Al-Hamalawi’s observations point to the problematic role of the middle-class in any revolution. It rides the wave of popular unrest, obtains its adjustment with the regime and forces in power, and then asks the masses to go home and let the law play its role.

The point here is not to vilify the middleclass, on the contrary they may very often sympathise with the oppressed. As a class however, they will play out their inherent tendencies. The point is that we must be aware of the manner in which they will operate. The Goan mass despite having been led on a merry dance on multiple occasions now, seems to continue to buy the palliatives of the Goan elite groups. Perhaps the reason that they do so is because in Goa the middleclass groups to a larger extent overlap with caste group configurations. The middleclass aspires to lifestyles largely set in place and upheld by dominant caste groups.

It appears that the success of a Goan revolution lies in the development of a strong caste, and class consciousness. Political discourse in Goa, and especially among the Catholics, needs to grapple with these issues, going beyond dislike and hatred of caste groups, to understanding the manner in which these groups operate and influence politics. Further, there is a critical need for us to embrace livelihood issues as the primary cause. This column has pointed out on earlier occasions how the GBA’s mobilisations (when led by this PINC segment) were largely based on (dominant caste/class) aesthetic considerations. Till date the issues of mining and its impact of livelihoods, or real-estate development and its destruction of livelihood options, have not been systematically embraced by these groups who claim to want a change in Goa’s state of affairs.

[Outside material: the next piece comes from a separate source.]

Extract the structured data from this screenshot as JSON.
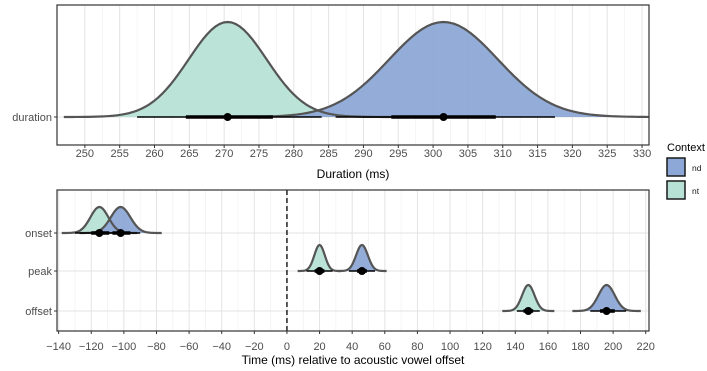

Allow those groups impacted by mining to lead the demonstrations for change and watch the difference. The demonstrations will automatically take on the dimensions of Tahrir. There will be a besieging of the homes of the CM, of the Secretariat. There will be no backing down till there is a complete halt of activities. There will be a necessary confrontation between the contradictions that we do not want to, but must necessarily addressed if we want to move Goa out of the mess it is in. Contrast this then with the efforts of the groups that led the GBA, and they will begin to look like the tea-parties (pun intended) they were.

As a conclusion, regard the plea by the Convenor for PINC. He requested us to vote for the candidates identified by this group of largely dominant caste elites because “We promise to keep them on a tight leash, if elected, to obey peoples’ mandate”. Words such as these Al-Hamalawi would call lullabies. First, given the fact that the Indian democracy gives its citizens no right of recall, once elected, there is no control on a representative by the voting public, except at the end of their five year term. Second, ‘keeping on a tight leash’ suggests that the members of PINC endorse a backroom management of democracy, rather than a public, deliberative democracy. These are hardly the people you can rely on to lead Goa out of the mire of political graft, nepotism and privateering. On the contrary, as this very same group and leader demonstrated in the past, they are capable of taking command of popular movements and compromise it at exactly the moment it can press home the advantage. They did so, not because of their inexperience in social activism, but because of their deep faith and commitment to the backroom politics that has compromised the effort of so many Goan mass movements.

If Goa is to learn from Egypt, we are required to examine our politics and make a consistent stand with livelihood issues. Developing finely tuned, and publicly debated political analytical skills that account for caste and class are imperative. This will eventually allow us to live in a society where the elite-led middle class groups may contribute their mite to change, but will not compromise or hijack change. At that point, perhaps we would be able to separate milk, from water.